Data You Should Know About Every Customer

Updated: August 20, 2012

Editor's Note: In this two-part series, experts reveal the best-kept secrets in maximizing CRM results while minimizing liabilities in both the B2B and consumer realms.

CRM is widely viewed as the best and most efficient way of tracking customers and leveraging contacts. Though aware of CRM's abilities, many users do not know what specific data they should track to increase sales and still avoid the snares of privacy invasion and customer-identity theft .

The Basics

A good rule to follow in the B2B universe is remembering to track both the person and the position in order to maintain contact with a customer after a staff turnover . This allows you to follow the exiting contact to his or her new position. Most companies follow only the person or the position and miss the opportunity to add to their marketing bases with every staff shift.

To aid with this tracking, many companies are combining contact managers with CRM products. "I have used a lot of CRMs, such as Act! , GoldMine and Salesforce , but I am actually using a Microsoft plug-in now called Business Contact Manager . It's just a bigger contact manager in Outlook," said Chris O'Hara, senior vice president at Reviewed.com .
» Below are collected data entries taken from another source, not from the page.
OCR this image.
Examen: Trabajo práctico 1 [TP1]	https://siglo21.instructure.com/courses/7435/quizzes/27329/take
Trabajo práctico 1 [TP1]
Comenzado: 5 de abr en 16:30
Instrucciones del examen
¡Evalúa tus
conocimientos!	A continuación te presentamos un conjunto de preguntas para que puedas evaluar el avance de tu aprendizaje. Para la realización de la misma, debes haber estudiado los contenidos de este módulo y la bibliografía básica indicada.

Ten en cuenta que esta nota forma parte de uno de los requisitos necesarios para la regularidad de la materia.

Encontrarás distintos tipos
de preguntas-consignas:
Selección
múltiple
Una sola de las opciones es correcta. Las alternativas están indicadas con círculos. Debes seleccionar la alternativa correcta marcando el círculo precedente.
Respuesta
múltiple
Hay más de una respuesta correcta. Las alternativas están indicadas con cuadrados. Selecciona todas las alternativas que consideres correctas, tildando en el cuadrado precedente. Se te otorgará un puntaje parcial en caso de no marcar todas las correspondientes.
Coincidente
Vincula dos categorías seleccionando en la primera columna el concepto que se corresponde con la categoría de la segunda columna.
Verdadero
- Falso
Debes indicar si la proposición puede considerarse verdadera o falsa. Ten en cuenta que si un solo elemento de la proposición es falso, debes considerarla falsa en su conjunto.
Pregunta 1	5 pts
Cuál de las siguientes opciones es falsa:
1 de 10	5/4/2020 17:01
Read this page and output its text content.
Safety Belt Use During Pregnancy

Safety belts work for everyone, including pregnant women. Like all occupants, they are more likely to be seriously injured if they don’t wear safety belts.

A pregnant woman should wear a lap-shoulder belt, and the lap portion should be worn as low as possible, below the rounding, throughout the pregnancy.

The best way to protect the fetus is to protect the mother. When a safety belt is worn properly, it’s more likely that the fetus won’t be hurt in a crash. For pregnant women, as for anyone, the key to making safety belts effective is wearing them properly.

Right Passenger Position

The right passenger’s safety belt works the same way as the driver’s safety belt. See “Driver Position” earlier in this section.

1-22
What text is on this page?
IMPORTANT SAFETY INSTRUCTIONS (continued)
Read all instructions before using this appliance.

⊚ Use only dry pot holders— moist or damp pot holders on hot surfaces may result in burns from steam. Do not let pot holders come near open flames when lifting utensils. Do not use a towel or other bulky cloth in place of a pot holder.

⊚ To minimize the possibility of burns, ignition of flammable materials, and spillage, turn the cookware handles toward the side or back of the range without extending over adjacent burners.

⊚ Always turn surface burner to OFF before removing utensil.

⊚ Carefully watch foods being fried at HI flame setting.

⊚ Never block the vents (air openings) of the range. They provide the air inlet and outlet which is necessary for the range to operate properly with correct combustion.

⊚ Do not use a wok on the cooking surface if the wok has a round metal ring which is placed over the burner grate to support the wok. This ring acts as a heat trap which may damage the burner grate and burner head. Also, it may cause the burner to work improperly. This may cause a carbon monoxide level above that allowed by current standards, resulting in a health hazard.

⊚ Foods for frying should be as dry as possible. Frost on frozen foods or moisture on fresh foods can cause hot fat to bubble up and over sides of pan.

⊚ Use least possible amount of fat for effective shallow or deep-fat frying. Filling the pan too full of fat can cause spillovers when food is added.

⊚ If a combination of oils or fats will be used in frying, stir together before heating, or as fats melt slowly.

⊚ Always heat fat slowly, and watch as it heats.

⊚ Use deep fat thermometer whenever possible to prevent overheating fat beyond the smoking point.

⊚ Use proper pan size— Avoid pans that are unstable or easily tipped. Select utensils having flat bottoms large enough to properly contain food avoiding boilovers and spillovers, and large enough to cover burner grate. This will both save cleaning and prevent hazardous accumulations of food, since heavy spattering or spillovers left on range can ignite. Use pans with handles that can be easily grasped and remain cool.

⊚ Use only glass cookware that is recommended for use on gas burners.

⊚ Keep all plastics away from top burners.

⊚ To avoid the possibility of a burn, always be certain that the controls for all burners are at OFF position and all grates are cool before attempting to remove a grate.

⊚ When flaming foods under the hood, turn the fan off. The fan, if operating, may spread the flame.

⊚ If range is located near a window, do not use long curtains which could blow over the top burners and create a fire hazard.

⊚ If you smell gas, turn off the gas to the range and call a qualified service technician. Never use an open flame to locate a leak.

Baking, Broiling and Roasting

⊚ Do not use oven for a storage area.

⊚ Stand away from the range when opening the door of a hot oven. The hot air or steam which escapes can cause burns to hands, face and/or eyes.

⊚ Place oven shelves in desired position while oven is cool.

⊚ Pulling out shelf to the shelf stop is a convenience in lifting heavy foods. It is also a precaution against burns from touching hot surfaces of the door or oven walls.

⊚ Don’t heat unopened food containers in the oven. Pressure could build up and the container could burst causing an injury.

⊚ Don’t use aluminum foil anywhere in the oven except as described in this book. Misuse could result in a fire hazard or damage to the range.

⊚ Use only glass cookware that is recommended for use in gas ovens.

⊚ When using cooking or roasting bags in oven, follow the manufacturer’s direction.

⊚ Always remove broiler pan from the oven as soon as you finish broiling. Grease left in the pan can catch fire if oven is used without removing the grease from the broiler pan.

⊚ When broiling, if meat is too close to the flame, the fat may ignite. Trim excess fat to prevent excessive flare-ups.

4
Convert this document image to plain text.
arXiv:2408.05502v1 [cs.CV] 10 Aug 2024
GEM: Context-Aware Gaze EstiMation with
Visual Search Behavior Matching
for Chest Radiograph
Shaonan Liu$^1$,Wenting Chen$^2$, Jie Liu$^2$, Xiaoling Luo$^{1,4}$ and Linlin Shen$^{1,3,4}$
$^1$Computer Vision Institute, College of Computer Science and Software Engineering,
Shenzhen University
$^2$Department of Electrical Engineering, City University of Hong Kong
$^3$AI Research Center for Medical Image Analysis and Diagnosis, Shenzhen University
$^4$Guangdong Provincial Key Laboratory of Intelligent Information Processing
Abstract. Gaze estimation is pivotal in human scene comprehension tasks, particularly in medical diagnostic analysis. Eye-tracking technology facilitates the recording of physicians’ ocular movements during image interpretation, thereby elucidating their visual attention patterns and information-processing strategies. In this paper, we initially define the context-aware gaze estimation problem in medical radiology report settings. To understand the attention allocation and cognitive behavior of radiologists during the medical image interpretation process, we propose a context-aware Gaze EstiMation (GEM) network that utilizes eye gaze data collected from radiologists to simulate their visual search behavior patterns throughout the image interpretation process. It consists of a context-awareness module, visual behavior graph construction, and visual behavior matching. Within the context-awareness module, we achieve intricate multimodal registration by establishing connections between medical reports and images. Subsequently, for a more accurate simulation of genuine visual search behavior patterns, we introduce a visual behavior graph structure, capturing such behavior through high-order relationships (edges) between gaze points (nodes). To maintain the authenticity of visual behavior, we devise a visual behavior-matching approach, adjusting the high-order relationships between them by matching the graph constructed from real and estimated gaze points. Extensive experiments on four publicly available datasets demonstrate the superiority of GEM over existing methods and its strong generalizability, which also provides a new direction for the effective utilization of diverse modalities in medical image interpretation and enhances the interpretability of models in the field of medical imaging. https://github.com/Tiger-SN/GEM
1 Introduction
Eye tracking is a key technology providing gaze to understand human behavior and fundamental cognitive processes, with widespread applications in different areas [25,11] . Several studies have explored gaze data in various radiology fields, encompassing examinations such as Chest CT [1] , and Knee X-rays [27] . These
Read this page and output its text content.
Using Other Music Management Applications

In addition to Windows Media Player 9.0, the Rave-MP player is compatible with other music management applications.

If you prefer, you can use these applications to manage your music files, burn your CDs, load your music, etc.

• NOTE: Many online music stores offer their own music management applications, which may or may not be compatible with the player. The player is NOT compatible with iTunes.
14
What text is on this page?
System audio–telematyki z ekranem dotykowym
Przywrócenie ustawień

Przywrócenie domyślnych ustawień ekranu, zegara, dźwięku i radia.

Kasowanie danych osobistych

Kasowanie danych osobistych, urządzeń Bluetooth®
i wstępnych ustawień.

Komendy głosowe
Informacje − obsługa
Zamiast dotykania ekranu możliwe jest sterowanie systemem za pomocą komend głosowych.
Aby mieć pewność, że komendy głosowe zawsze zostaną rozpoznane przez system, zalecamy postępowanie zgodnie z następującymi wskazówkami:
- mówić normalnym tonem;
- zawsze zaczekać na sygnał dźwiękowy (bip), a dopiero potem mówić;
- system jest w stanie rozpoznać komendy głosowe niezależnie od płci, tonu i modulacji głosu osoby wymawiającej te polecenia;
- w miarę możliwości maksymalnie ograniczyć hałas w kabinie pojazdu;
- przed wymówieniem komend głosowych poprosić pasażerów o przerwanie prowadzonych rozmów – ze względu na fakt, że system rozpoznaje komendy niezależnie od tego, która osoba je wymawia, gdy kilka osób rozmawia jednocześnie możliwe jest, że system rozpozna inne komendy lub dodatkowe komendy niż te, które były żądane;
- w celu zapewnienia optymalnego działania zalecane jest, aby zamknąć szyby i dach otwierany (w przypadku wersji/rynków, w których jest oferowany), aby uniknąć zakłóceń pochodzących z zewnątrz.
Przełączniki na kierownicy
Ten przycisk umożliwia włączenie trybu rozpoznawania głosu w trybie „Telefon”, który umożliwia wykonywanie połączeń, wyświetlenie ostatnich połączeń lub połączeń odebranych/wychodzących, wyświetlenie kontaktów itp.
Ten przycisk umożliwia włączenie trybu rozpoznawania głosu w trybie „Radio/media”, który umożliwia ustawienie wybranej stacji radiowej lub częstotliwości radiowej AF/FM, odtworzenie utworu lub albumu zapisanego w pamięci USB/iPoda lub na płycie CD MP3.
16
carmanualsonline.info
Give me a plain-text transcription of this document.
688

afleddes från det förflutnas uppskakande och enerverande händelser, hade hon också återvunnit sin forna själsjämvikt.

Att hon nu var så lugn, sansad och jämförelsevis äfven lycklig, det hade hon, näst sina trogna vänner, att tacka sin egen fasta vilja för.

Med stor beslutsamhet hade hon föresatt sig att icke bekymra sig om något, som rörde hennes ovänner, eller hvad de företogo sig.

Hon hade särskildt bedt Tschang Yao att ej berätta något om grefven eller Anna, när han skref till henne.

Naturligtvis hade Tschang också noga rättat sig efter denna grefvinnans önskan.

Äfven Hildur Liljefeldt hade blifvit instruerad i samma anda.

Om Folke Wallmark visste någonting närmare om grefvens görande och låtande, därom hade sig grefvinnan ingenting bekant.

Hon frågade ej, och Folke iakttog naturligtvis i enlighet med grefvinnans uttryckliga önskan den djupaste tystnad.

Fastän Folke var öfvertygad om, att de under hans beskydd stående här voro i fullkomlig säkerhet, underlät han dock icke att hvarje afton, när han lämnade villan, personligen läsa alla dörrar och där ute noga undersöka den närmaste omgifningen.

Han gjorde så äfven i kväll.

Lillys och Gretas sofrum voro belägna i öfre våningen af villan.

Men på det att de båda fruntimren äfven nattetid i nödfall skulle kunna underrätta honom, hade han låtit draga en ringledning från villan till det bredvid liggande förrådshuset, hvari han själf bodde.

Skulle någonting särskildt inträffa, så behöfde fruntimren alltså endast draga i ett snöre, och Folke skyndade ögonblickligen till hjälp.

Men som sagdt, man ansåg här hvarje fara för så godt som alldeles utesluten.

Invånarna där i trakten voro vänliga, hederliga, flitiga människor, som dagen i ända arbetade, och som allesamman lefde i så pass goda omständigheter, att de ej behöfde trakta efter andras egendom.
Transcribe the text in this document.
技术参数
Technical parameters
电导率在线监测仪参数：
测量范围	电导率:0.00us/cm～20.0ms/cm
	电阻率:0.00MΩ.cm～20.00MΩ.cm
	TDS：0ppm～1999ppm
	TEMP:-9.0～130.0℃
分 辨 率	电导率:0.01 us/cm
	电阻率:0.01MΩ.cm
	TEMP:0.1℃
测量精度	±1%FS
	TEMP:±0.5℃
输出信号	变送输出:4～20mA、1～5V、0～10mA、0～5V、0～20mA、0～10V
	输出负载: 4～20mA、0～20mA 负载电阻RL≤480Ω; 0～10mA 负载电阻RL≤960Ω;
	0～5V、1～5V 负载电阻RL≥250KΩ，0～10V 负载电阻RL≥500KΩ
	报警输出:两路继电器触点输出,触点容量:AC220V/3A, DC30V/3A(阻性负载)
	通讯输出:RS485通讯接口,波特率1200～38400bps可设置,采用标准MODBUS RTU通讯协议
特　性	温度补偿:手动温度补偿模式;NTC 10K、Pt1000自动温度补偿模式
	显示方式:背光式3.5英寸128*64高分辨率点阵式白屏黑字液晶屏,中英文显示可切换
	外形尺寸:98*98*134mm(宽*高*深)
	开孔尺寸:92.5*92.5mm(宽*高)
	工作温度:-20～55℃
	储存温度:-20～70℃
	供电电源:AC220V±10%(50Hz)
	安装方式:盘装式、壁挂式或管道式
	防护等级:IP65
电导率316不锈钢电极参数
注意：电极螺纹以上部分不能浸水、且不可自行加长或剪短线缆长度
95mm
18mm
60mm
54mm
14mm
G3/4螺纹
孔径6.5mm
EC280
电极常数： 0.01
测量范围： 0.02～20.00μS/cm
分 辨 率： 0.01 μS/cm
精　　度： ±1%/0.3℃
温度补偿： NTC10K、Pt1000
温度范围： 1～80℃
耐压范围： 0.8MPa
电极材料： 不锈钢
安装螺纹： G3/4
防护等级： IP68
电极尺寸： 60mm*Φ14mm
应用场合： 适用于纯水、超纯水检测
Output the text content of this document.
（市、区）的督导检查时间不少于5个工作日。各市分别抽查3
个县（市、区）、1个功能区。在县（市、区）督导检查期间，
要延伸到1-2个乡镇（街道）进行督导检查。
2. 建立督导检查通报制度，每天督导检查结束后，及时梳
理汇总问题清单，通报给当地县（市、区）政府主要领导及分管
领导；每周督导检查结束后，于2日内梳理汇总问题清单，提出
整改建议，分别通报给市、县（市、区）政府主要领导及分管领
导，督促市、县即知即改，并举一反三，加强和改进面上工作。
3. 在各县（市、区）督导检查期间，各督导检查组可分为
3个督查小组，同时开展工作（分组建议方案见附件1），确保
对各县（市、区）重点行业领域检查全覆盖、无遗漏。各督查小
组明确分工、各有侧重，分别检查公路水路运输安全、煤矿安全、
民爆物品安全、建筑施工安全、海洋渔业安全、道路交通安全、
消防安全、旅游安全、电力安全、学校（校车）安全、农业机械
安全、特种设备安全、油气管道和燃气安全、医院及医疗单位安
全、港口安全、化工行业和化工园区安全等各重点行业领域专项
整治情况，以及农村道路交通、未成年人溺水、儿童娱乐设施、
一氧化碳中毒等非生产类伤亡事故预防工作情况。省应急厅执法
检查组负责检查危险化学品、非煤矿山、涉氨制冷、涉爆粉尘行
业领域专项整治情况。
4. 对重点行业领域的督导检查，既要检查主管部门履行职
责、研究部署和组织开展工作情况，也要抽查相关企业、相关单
Whether you elect to use straight CRM or try a contact-manager/CRM combination, you still need to collect the right data. The 10 most essential pieces of information, according to O'Hara, are industry, company name, title, source of contact, rating, spend level by year, contact information and preference, an assistant's contact information, a second contact, and the most recent date of communication.

Bonus Data

Stuart Watson, vice president of emerging media and technology at Camelot Communications Group , a media and marketing agency based in Dallas, said he would include historical data as well. "I would add company-name history, so you can pull up any previous company employment and decision person, which clarifies if this person is one of the key people making purchase decisions or if someone else in the organization is," he said.

For cross-marketing purposes, such as establishing a path to connect with an elusive prospect, you might want to collect a few more pieces of information. "Other organizations and associations they belong to can be very helpful," said Cary SueLavan, vice president and banking-center manager at Midwest Bank and Trust Company in Chicago.

Consent Counts

There are also a few data points you can add to lessen your liability. "I will just add as [the] No. 1 item the customer's consent to use their personal data for sales, service and marketing purposes, including contacting them, and their preferred contact method, channel and time," advised David McNab, president of Objective Business Services Inc. , a boutique consulting firm based in Markham, Ontario.

"Perhaps your respondents assumed privacy and choice information was included already. I believe it is too important to be implicitly assumed. In fact, in Canada it is not legal to do so; opt-in is required to be explicit," he warned.

McNab's point is important: Just because you want or need the data does not mean you are entitled to collect it. Laws vary from country to country so make sure your data collection measures up accordingly. Remember it is a twofold problem: You must adhere to regulations governing the data-collection process and laws that restrict who you can share the data with - even staff in your company.